The people living in the San Joaquin Valley are acutely aware of how bad the air is. Some people even measure it by whether or not they can spot the mountains outside their window. One out of every six children has asthma.
But air quality is not the only health hazard they face: the region has the highest rate of undocumented immigration along with high unemployment and poverty. Research has shown poor health outcomes due to these social factors.

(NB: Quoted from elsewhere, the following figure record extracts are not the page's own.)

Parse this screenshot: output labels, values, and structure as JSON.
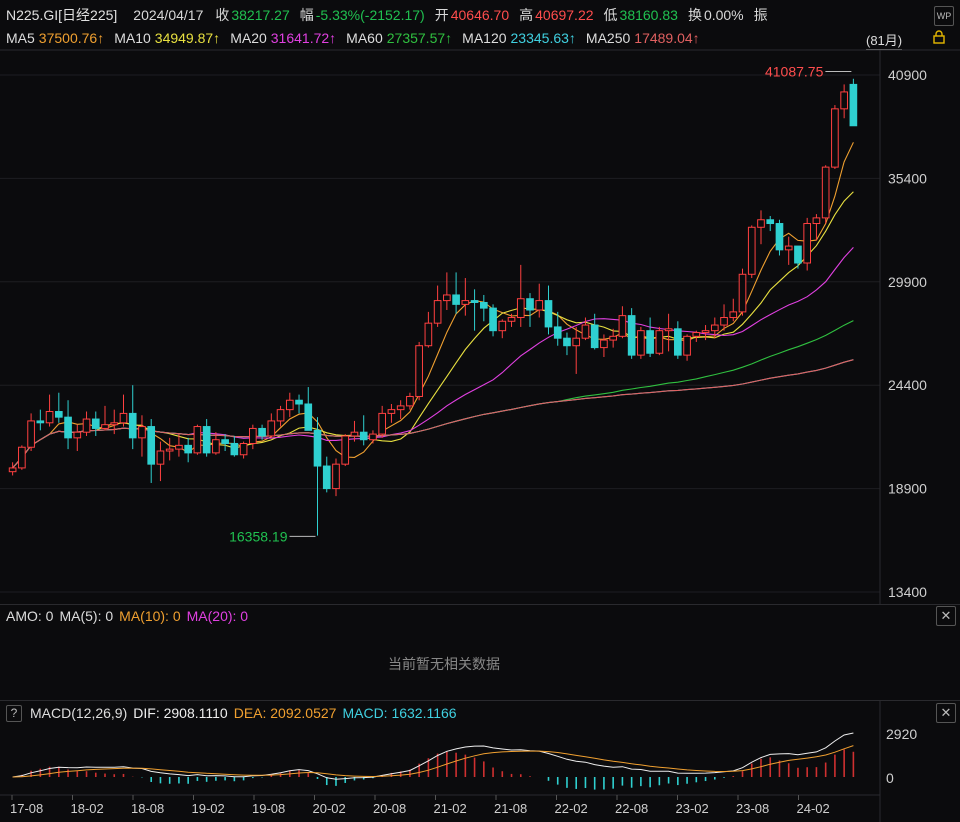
{
  "header": {
    "symbol": "N225.GI[日经225]",
    "date": "2024/04/17",
    "close_label": "收",
    "close": "38217.27",
    "change_label": "幅",
    "change": "-5.33%(-2152.17)",
    "open_label": "开",
    "open": "40646.70",
    "high_label": "高",
    "high": "40697.22",
    "low_label": "低",
    "low": "38160.83",
    "turnover_label": "换",
    "turnover": "0.00%",
    "amp_label": "振",
    "period_button": "(81月)"
  },
  "ma_legend": [
    {
      "label": "MA5",
      "value": "37500.76↑",
      "color": "#f0a030"
    },
    {
      "label": "MA10",
      "value": "34949.87↑",
      "color": "#e8e040"
    },
    {
      "label": "MA20",
      "value": "31641.72↑",
      "color": "#e040e0"
    },
    {
      "label": "MA60",
      "value": "27357.57↑",
      "color": "#30c040"
    },
    {
      "label": "MA120",
      "value": "23345.63↑",
      "color": "#40d0e0"
    },
    {
      "label": "MA250",
      "value": "17489.04↑",
      "color": "#e06060"
    }
  ],
  "amo_panel": {
    "amo": "AMO: 0",
    "ma5": "MA(5): 0",
    "ma10": "MA(10): 0",
    "ma20": "MA(20): 0",
    "empty_message": "当前暂无相关数据"
  },
  "macd_panel": {
    "help": "?",
    "title": "MACD(12,26,9)",
    "dif": "DIF: 2908.1110",
    "dea": "DEA: 2092.0527",
    "macd": "MACD: 1632.1166"
  },
  "colors": {
    "up": "#ff4040",
    "down": "#2fd0d0",
    "grid": "#1e1e22"
  },
  "chart_data": {
    "type": "candlestick",
    "y_ticks": [
      40900,
      35400,
      29900,
      24400,
      18900,
      13400
    ],
    "x_labels": [
      "17-08",
      "18-02",
      "18-08",
      "19-02",
      "19-08",
      "20-02",
      "20-08",
      "21-02",
      "21-08",
      "22-02",
      "22-08",
      "23-02",
      "23-08",
      "24-02"
    ],
    "annotations": [
      {
        "text": "41087.75",
        "value": 41087.75,
        "color": "#ff4d4d"
      },
      {
        "text": "16358.19",
        "value": 16358.19,
        "color": "#20c050"
      }
    ],
    "macd_ticks": [
      "2920",
      "0"
    ],
    "candles": [
      [
        19800,
        20300,
        19600,
        20000
      ],
      [
        20000,
        21200,
        19900,
        21100
      ],
      [
        21100,
        22900,
        20900,
        22500
      ],
      [
        22500,
        23100,
        22000,
        22400
      ],
      [
        22400,
        23900,
        22200,
        23000
      ],
      [
        23000,
        24000,
        22400,
        22700
      ],
      [
        22700,
        23600,
        21000,
        21600
      ],
      [
        21600,
        22300,
        20900,
        21900
      ],
      [
        21900,
        23000,
        21700,
        22600
      ],
      [
        22600,
        23000,
        21700,
        22100
      ],
      [
        22100,
        23300,
        22000,
        22300
      ],
      [
        22300,
        23100,
        21800,
        22400
      ],
      [
        22400,
        23900,
        22200,
        22900
      ],
      [
        22900,
        24400,
        21000,
        21600
      ],
      [
        21600,
        22800,
        20600,
        22200
      ],
      [
        22200,
        22600,
        19200,
        20200
      ],
      [
        20200,
        21400,
        19300,
        20900
      ],
      [
        20900,
        21600,
        20400,
        21000
      ],
      [
        21000,
        21800,
        20600,
        21200
      ],
      [
        21200,
        21600,
        20300,
        20800
      ],
      [
        20800,
        22300,
        20700,
        22200
      ],
      [
        22200,
        22600,
        20600,
        20800
      ],
      [
        20800,
        21900,
        20700,
        21500
      ],
      [
        21500,
        21800,
        20900,
        21300
      ],
      [
        21300,
        21700,
        20600,
        20700
      ],
      [
        20700,
        21400,
        20500,
        21300
      ],
      [
        21300,
        22300,
        21000,
        22100
      ],
      [
        22100,
        22300,
        21500,
        21700
      ],
      [
        21700,
        22900,
        21600,
        22500
      ],
      [
        22500,
        23300,
        22200,
        23100
      ],
      [
        23100,
        24000,
        22700,
        23600
      ],
      [
        23600,
        23900,
        22900,
        23400
      ],
      [
        23400,
        24300,
        22000,
        22000
      ],
      [
        22000,
        22700,
        16400,
        20100
      ],
      [
        20100,
        20600,
        18700,
        18900
      ],
      [
        18900,
        20500,
        18500,
        20200
      ],
      [
        20200,
        21800,
        20100,
        21700
      ],
      [
        21700,
        22500,
        21400,
        21900
      ],
      [
        21900,
        22800,
        21200,
        21500
      ],
      [
        21500,
        22000,
        21300,
        21800
      ],
      [
        21800,
        23300,
        21600,
        22900
      ],
      [
        22900,
        23400,
        22400,
        23100
      ],
      [
        23100,
        23600,
        22600,
        23300
      ],
      [
        23300,
        24000,
        23100,
        23800
      ],
      [
        23800,
        26700,
        23600,
        26500
      ],
      [
        26500,
        28300,
        26400,
        27700
      ],
      [
        27700,
        29700,
        27500,
        28900
      ],
      [
        28900,
        30400,
        28400,
        29200
      ],
      [
        29200,
        30400,
        28200,
        28700
      ],
      [
        28700,
        30100,
        28100,
        28900
      ],
      [
        28900,
        29500,
        27300,
        28800
      ],
      [
        28800,
        29200,
        27800,
        28500
      ],
      [
        28500,
        28700,
        27000,
        27300
      ],
      [
        27300,
        27900,
        26900,
        27800
      ],
      [
        27800,
        28200,
        27500,
        28000
      ],
      [
        28000,
        30800,
        27500,
        29000
      ],
      [
        29000,
        29300,
        27500,
        28400
      ],
      [
        28400,
        29800,
        28000,
        28900
      ],
      [
        28900,
        29700,
        27100,
        27500
      ],
      [
        27500,
        28300,
        26500,
        26900
      ],
      [
        26900,
        27200,
        26000,
        26500
      ],
      [
        26500,
        27500,
        25000,
        26900
      ],
      [
        26900,
        28000,
        26800,
        27600
      ],
      [
        27600,
        28200,
        26300,
        26400
      ],
      [
        26400,
        27100,
        25900,
        26800
      ],
      [
        26800,
        27400,
        26400,
        27000
      ],
      [
        27000,
        28600,
        26900,
        28100
      ],
      [
        28100,
        28500,
        25800,
        26000
      ],
      [
        26000,
        27500,
        25800,
        27300
      ],
      [
        27300,
        28000,
        25900,
        26100
      ],
      [
        26100,
        27500,
        26000,
        27300
      ],
      [
        27300,
        28200,
        26200,
        27400
      ],
      [
        27400,
        27800,
        25800,
        26000
      ],
      [
        26000,
        27100,
        25700,
        27000
      ],
      [
        27000,
        27300,
        26700,
        27200
      ],
      [
        27200,
        27600,
        26800,
        27300
      ],
      [
        27300,
        28000,
        26900,
        27600
      ],
      [
        27600,
        28700,
        27300,
        28000
      ],
      [
        28000,
        29000,
        27800,
        28300
      ],
      [
        28300,
        30600,
        28100,
        30300
      ],
      [
        30300,
        32900,
        30100,
        32800
      ],
      [
        32800,
        33700,
        31900,
        33200
      ],
      [
        33200,
        33400,
        32600,
        33000
      ],
      [
        33000,
        33200,
        31300,
        31600
      ],
      [
        31600,
        32300,
        30800,
        31800
      ],
      [
        31800,
        31800,
        30600,
        30900
      ],
      [
        30900,
        33300,
        30500,
        33000
      ],
      [
        33000,
        33500,
        32100,
        33300
      ],
      [
        33300,
        36100,
        33000,
        36000
      ],
      [
        36000,
        39300,
        35900,
        39100
      ],
      [
        39100,
        40400,
        38600,
        40000
      ],
      [
        40400,
        40700,
        38200,
        38200
      ]
    ]
  }
}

It can be overwhelming, and prioritization can differ based on the intensity of pollution-related illnesses. Advocacy groups are working towards solutions by creating channels for community engagement. AB 617, which would support air monitoring systems in vulnerable communities, is a step in the right direction. However, California still has several hurdles to overcome to achieve clean air for everyone.
Help Improve Your Local Air Quality
One major way we can actively reduce air pollution in our communities is by driving our cars less, or more efficiently. The California Air Resources Board provides several recommendations to keep in mind:
- Walk or ride a bike when possible.
- Take public transportation.
- Organize and condense errands into one trip.
- When driving, accelerate gradually and obey the speed limit.
- Drive less, particularly on days with unhealthy air.
- Maintain your vehicle and keep your tires properly inflated.
- Support the Smog Check Program.
- Report smoking vehicles to 1-800-END-SMOG.
- Travel lightly and remove any unnecessary items that may weigh down your vehicle.
- Limit idling your vehicle to no more than 30 seconds.
- When in the market for a new car, look for the most efficient, lowest-polluting vehicle or even a zero-emission electric car.